Monday, April 13, 2009
Feng-shui of emergency shelter?
In my research on the political economy of natural disaster reconstruction, temporary housing plays a significant role in much of the political discourse and policy implementation in the aftermath of the destruction. Pictured above is designer Ming Tang's prototype for post-earthquake shelters. He describes the project as contrasted against the 1.5 million shelter homes the Chinese government plans to construct in response to an earthquake that killed 69,000 people last year. As Tang describes it,
"The central feature of our project is the development of temporary shelter to house homeless people, a kinetic structure that exhibits features of umbrella and folded fans, the potential of arranging themselves into variety of contexts and living requirements....a self reconstructive structure for instant installations, which, according to the changing internal requirements and site topography, can produce potentially infinite scenarios. The Folded House is transported to site and modified by the social, economic and cultural requirements of the user."
The Chinese equivalent of FEMA trailers.

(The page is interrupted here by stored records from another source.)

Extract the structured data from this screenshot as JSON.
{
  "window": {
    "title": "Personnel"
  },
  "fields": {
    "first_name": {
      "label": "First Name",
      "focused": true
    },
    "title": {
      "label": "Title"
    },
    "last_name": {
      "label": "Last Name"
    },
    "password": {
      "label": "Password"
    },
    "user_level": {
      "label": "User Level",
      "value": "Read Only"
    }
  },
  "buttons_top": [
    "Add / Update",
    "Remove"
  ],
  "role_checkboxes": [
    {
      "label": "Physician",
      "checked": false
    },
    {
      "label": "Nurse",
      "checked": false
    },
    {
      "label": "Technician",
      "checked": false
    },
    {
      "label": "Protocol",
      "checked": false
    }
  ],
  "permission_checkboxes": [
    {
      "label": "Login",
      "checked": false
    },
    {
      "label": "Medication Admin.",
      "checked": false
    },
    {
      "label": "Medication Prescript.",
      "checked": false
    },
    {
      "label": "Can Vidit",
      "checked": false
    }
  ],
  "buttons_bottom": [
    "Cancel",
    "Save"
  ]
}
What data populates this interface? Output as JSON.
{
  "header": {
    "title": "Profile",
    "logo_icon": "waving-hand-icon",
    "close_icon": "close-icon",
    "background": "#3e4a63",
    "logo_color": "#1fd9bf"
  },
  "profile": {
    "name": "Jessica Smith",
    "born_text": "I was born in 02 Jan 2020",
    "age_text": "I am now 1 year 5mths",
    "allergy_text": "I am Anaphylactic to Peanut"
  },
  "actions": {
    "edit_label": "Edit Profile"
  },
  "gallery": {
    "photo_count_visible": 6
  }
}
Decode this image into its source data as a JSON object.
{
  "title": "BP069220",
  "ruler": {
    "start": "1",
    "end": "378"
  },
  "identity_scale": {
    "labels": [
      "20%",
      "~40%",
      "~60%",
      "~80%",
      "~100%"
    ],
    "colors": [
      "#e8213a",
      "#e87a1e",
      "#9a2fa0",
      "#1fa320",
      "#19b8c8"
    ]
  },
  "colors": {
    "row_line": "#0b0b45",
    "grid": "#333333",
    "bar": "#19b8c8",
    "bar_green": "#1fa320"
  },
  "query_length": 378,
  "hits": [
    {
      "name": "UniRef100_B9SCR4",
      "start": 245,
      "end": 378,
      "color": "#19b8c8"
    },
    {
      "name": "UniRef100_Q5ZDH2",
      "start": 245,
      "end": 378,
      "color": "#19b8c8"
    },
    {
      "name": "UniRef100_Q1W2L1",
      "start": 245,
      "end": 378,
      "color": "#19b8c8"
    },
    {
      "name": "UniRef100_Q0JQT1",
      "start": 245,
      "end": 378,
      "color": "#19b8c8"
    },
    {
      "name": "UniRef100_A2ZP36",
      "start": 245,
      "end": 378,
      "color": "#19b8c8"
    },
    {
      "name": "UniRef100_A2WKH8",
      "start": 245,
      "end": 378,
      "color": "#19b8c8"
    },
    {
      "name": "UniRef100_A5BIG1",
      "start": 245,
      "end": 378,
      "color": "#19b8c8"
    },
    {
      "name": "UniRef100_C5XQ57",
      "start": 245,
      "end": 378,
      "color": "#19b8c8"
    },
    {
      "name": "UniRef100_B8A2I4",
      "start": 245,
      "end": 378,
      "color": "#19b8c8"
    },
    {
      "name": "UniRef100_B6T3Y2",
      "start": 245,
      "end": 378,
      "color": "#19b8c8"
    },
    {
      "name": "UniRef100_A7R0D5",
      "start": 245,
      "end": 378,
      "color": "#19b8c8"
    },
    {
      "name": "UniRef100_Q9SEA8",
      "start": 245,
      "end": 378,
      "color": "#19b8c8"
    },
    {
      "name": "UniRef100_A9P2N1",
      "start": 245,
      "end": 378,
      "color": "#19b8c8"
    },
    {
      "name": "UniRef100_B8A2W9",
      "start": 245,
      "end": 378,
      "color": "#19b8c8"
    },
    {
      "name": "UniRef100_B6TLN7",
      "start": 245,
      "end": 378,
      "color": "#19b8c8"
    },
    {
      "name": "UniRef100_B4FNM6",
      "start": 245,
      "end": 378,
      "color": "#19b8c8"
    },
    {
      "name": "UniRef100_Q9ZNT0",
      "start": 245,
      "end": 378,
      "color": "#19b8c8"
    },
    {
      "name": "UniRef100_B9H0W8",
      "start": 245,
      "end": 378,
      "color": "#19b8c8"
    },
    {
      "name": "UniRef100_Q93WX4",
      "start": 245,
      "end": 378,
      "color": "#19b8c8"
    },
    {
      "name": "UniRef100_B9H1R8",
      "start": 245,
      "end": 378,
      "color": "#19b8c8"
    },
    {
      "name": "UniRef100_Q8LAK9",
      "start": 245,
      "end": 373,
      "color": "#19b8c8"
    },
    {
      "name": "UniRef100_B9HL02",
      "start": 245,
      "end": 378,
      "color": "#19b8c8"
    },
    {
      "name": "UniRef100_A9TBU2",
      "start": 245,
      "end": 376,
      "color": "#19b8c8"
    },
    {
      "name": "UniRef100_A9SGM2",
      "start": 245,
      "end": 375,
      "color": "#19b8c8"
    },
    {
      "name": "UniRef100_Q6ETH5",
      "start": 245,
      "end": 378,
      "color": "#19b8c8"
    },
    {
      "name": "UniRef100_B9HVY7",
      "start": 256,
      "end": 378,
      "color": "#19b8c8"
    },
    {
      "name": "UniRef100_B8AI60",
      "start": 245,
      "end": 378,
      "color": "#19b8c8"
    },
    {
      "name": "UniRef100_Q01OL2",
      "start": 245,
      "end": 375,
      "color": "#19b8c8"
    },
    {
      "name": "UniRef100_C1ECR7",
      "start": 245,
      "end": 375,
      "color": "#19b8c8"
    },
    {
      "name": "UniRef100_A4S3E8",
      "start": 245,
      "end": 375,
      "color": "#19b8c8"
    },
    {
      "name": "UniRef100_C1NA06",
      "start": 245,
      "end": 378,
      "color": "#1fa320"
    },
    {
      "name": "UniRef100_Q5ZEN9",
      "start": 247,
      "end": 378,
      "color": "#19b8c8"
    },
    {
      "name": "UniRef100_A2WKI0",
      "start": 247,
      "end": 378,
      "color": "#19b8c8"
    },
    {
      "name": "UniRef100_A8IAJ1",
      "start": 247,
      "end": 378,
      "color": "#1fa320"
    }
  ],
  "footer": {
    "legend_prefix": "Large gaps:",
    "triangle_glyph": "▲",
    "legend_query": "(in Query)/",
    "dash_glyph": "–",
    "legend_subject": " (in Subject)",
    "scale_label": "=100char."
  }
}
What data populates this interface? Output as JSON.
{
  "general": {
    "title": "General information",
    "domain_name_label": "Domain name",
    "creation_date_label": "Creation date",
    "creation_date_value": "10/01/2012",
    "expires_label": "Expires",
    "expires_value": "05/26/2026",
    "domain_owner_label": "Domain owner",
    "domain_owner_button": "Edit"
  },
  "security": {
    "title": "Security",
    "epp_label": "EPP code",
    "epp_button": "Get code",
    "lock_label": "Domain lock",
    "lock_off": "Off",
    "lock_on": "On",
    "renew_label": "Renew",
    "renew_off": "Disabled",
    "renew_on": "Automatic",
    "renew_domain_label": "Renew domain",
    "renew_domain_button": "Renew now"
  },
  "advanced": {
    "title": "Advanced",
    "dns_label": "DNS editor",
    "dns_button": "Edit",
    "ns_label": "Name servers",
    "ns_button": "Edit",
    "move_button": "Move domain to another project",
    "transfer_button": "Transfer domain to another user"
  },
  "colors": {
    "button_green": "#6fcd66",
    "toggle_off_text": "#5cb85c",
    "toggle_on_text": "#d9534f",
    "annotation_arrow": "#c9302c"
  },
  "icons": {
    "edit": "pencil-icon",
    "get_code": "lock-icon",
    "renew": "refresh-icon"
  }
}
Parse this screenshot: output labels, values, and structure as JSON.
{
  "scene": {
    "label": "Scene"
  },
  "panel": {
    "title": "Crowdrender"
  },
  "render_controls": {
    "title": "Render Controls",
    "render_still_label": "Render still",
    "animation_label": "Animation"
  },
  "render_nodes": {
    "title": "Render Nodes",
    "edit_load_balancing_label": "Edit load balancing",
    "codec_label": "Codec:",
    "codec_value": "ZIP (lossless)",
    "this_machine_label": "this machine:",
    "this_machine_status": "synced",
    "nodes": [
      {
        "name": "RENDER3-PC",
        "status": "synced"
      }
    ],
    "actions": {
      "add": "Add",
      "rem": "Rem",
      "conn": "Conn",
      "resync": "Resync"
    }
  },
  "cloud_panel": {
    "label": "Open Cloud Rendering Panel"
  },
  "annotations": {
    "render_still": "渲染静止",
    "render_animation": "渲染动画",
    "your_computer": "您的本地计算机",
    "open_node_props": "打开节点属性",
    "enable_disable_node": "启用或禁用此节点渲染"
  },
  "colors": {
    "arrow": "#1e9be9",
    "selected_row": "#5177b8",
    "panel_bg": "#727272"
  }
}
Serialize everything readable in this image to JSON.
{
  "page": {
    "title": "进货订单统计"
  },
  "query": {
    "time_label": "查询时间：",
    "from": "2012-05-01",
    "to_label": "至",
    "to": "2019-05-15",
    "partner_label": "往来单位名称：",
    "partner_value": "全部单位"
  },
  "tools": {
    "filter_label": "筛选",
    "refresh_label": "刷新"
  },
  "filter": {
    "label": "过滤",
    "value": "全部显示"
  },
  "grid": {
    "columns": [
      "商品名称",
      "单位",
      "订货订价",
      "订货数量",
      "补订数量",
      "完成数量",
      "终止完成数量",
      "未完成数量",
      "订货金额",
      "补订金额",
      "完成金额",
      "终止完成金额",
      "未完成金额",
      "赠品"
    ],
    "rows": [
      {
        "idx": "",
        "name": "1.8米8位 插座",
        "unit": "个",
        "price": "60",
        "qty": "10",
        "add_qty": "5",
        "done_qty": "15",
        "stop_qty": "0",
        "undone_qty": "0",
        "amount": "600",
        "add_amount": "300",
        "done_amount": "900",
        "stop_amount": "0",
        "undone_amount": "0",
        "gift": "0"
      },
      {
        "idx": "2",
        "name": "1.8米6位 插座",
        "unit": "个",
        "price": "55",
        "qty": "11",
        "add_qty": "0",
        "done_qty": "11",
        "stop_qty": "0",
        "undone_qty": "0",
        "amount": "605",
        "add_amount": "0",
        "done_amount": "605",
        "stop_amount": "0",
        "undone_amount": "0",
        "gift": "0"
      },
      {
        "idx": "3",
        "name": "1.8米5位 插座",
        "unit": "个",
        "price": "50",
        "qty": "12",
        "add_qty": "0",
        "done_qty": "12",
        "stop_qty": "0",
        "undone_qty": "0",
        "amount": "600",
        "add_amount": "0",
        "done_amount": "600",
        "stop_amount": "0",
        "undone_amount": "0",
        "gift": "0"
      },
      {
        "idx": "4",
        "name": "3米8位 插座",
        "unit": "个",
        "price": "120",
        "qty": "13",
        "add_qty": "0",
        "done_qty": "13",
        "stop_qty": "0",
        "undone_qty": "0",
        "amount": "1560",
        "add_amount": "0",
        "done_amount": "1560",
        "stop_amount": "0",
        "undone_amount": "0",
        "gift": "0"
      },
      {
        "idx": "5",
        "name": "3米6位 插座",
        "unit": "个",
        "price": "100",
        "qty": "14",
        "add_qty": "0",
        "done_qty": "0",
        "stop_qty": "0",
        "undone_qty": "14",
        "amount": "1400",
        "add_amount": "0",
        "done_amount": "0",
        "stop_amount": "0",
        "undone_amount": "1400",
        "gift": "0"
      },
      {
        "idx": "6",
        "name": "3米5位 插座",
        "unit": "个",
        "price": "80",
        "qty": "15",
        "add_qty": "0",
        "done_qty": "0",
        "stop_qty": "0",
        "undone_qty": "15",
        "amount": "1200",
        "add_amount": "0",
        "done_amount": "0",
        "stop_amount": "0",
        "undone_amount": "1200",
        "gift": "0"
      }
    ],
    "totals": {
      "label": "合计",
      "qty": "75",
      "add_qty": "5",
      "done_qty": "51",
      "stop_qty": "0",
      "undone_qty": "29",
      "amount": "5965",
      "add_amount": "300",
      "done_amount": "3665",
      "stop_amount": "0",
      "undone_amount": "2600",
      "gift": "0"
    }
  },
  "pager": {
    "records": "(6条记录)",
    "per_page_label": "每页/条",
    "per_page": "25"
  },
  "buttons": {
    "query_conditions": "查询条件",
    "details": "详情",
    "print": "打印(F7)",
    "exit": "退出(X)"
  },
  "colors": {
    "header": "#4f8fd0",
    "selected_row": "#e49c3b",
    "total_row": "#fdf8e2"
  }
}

The design remains in the mind of its creator, and part and parcel with all urban designers, there are Utopian depictions of the model in use (see below). So far however, these structures have yet to be implemented by either by government or purchased for production by a private company.
Aesthetically, these emergency shelters please me in a "crouching spider" sort of way. Aside from the vast amount of waste that would result from government subsidization of this scheme, there are two potential upshots here. First, the technology of these housing units has a built-in expectation of the temporary nature of emergency housing. Second, the Folding House is subversively individualistic in design and suggested implementation. Plus, its as easy as origami.